I would get mad and deny it, but he’s right. Hey, at least it isn’t the demon that possessed Regan MacNeill in “The Exorcist.” Here’s a taste of my alter ego, Karen, in action:

 

August 3, 2011

3 Aug

On August 3, 2011, Dane and I went to the beach and it was a lot of fucking fun (he hated it when I said ‘fuck’ because a “little lady in pearls shouldn’t have such a dirty little sailor mouth”).

Fuckity, fuck fuck fuck. I say it all the time now to see if he will come haunt-scold me just so we can hang out for a little bit. So far, I have had zero luck with this plan, but I do get to say ‘fuck’ a lot, so, I have that going for me.

 

 

One hour after I took this photo, we got in the water and a wave knocked me off my ass and took me down. Dane said I disappeared for a minute and when he saw me, I was rolling up the beach with seaweed in my hair and my boobs hanging out. Both of them. And what did he do? He pointed and laughed, drawing attention of other people who then all saw my heaving, washed-up bosom covered in sand. If ever there was a hearty laugh that came out of that man, it was on that day.

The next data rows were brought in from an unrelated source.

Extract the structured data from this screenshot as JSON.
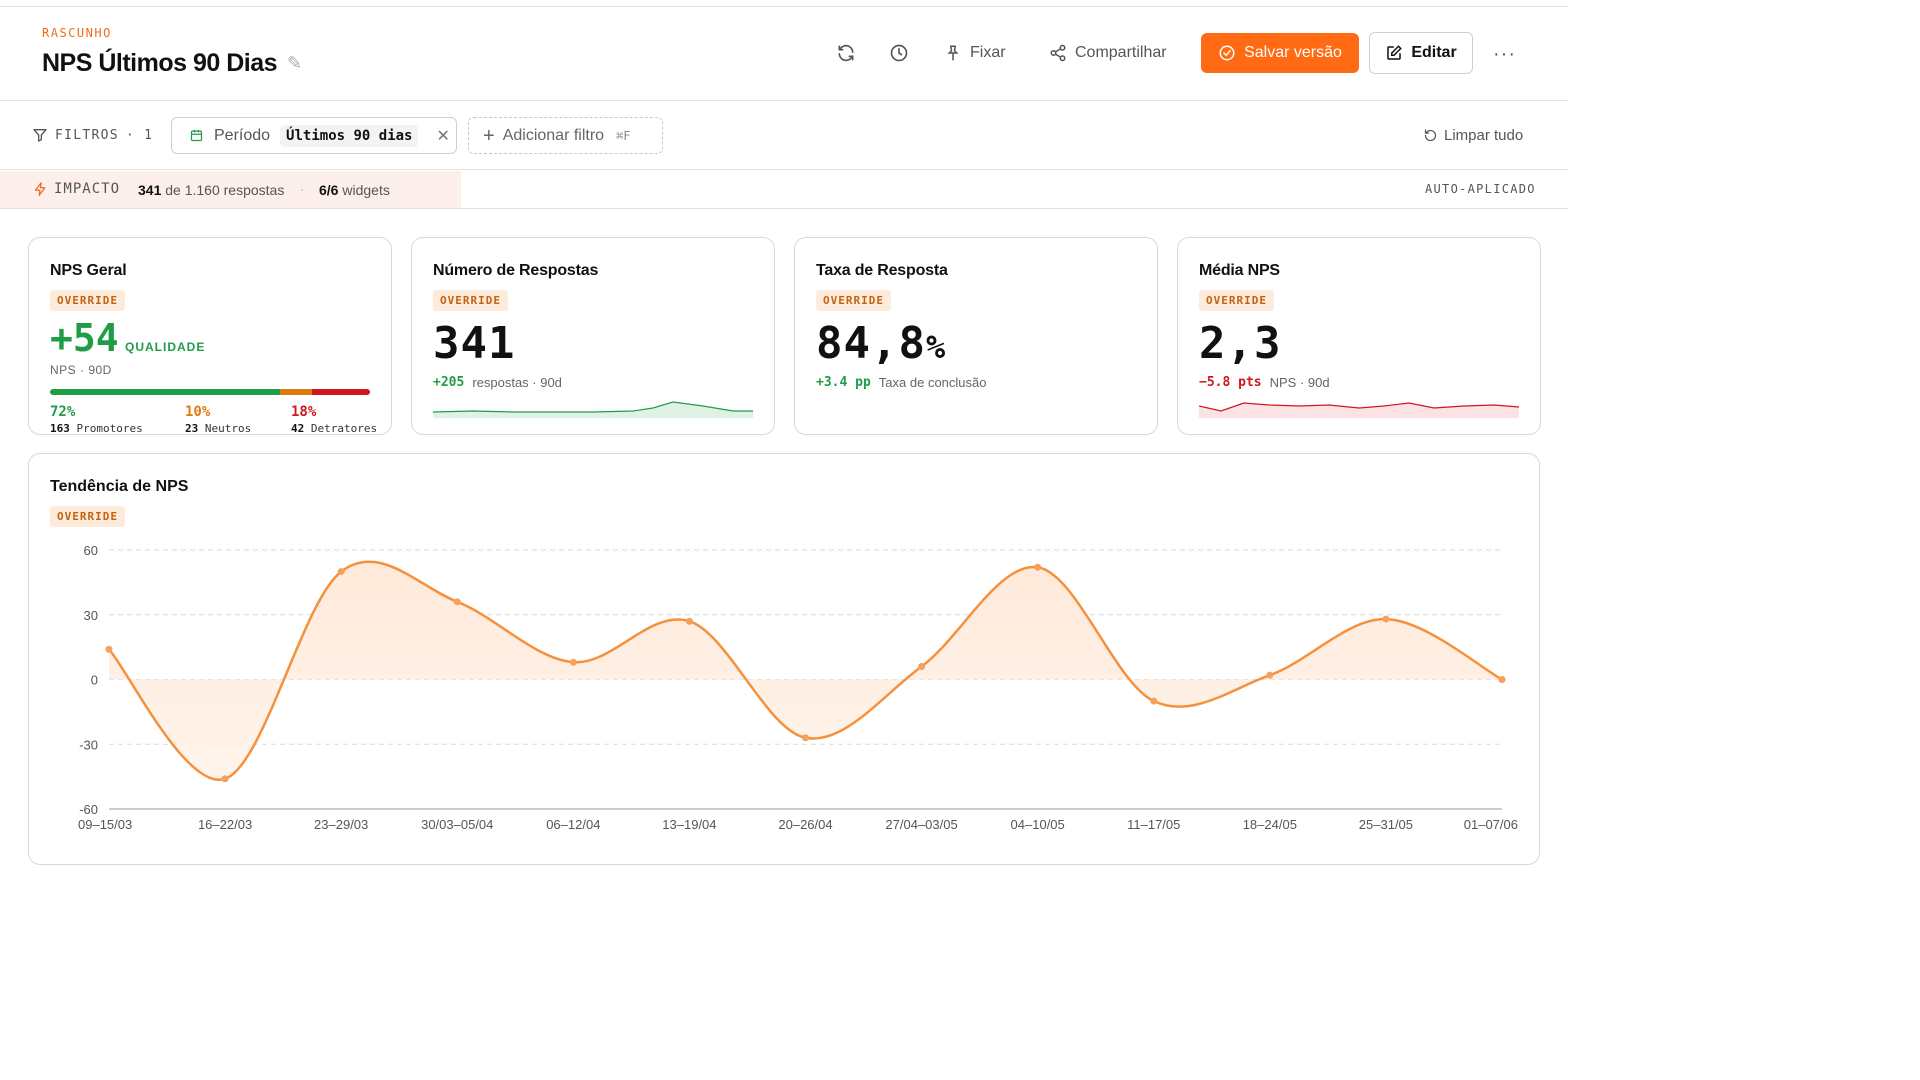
{
  "header": {
    "status": "RASCUNHO",
    "title": "NPS Últimos 90 Dias",
    "pin_label": "Fixar",
    "share_label": "Compartilhar",
    "save_label": "Salvar versão",
    "edit_label": "Editar"
  },
  "filters": {
    "label": "FILTROS",
    "count": "· 1",
    "chip_label": "Período",
    "chip_value": "Últimos 90 dias",
    "add_label": "Adicionar filtro",
    "add_shortcut": "⌘F",
    "clear_label": "Limpar tudo"
  },
  "impact": {
    "label": "IMPACTO",
    "responses_shown": "341",
    "responses_rest": "de 1.160 respostas",
    "widgets_shown": "6/6",
    "widgets_rest": "widgets",
    "auto": "AUTO-APLICADO"
  },
  "colors": {
    "accent": "#ff6a13",
    "positive": "#1f9d45",
    "neutral": "#e07a10",
    "negative": "#d0161e"
  },
  "cards": {
    "nps": {
      "title": "NPS Geral",
      "badge": "OVERRIDE",
      "value": "+54",
      "quality": "QUALIDADE",
      "sub": "NPS · 90D",
      "promoters_pct": "72%",
      "promoters_n": "163",
      "promoters_label": "Promotores",
      "neutrals_pct": "10%",
      "neutrals_n": "23",
      "neutrals_label": "Neutros",
      "detractors_pct": "18%",
      "detractors_n": "42",
      "detractors_label": "Detratores"
    },
    "responses": {
      "title": "Número de Respostas",
      "badge": "OVERRIDE",
      "value": "341",
      "delta": "+205",
      "delta_text": "respostas · 90d"
    },
    "rate": {
      "title": "Taxa de Resposta",
      "badge": "OVERRIDE",
      "value": "84,8",
      "unit": "%",
      "delta": "+3.4 pp",
      "delta_text": "Taxa de conclusão"
    },
    "avg": {
      "title": "Média NPS",
      "badge": "OVERRIDE",
      "value": "2,3",
      "delta": "−5.8 pts",
      "delta_text": "NPS · 90d"
    }
  },
  "trend": {
    "title": "Tendência de NPS",
    "badge": "OVERRIDE"
  },
  "chart_data": {
    "type": "area",
    "title": "Tendência de NPS",
    "xlabel": "",
    "ylabel": "",
    "ylim": [
      -60,
      60
    ],
    "yticks": [
      60,
      30,
      0,
      -30,
      -60
    ],
    "grid": true,
    "categories": [
      "09–15/03",
      "16–22/03",
      "23–29/03",
      "30/03–05/04",
      "06–12/04",
      "13–19/04",
      "20–26/04",
      "27/04–03/05",
      "04–10/05",
      "11–17/05",
      "18–24/05",
      "25–31/05",
      "01–07/06"
    ],
    "values": [
      14,
      -46,
      50,
      36,
      8,
      27,
      -27,
      6,
      52,
      -10,
      2,
      28,
      0
    ]
  }
}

That night, we played Pirate themed mini golf and he said he “tried” letting me win because of the whole wave incident, but I was just that terrible at mini golf. Whatever, I was just having an off day. Afterward, we went out for dinner and drinks and I had the best scallops I have ever had in my life.

Then we got more drinks and I did the Carmen Electra Booty Shake for a group of people and then I danced to classic rock with old white trash guys while Dane laughed and then I had “just one more” and he ended up having to carry me to the car.

I guess I am telling you this because August 3, 2011 was the beginning of a great week with my best friend. It was certainly better than what I’m doing now, which is sitting on my couch with ice on my ankle because I fell under a streetlight while running last night and my shorts half fell off, revealing a single butt cheek, and then two guys laughed at me. I cried and limped myself a mile back to an empty house.

I must admit, there are few things after a good cry that are better than ice cream.

Anyway, that’s what I was doing a year ago. If you love someone, hug that person nice and tight and have a good weekend. (Dane, if you’re reading this, I don’t want to be haunt-scolded for saying ‘fuck’. You know ghosts terrify me. Miss you.)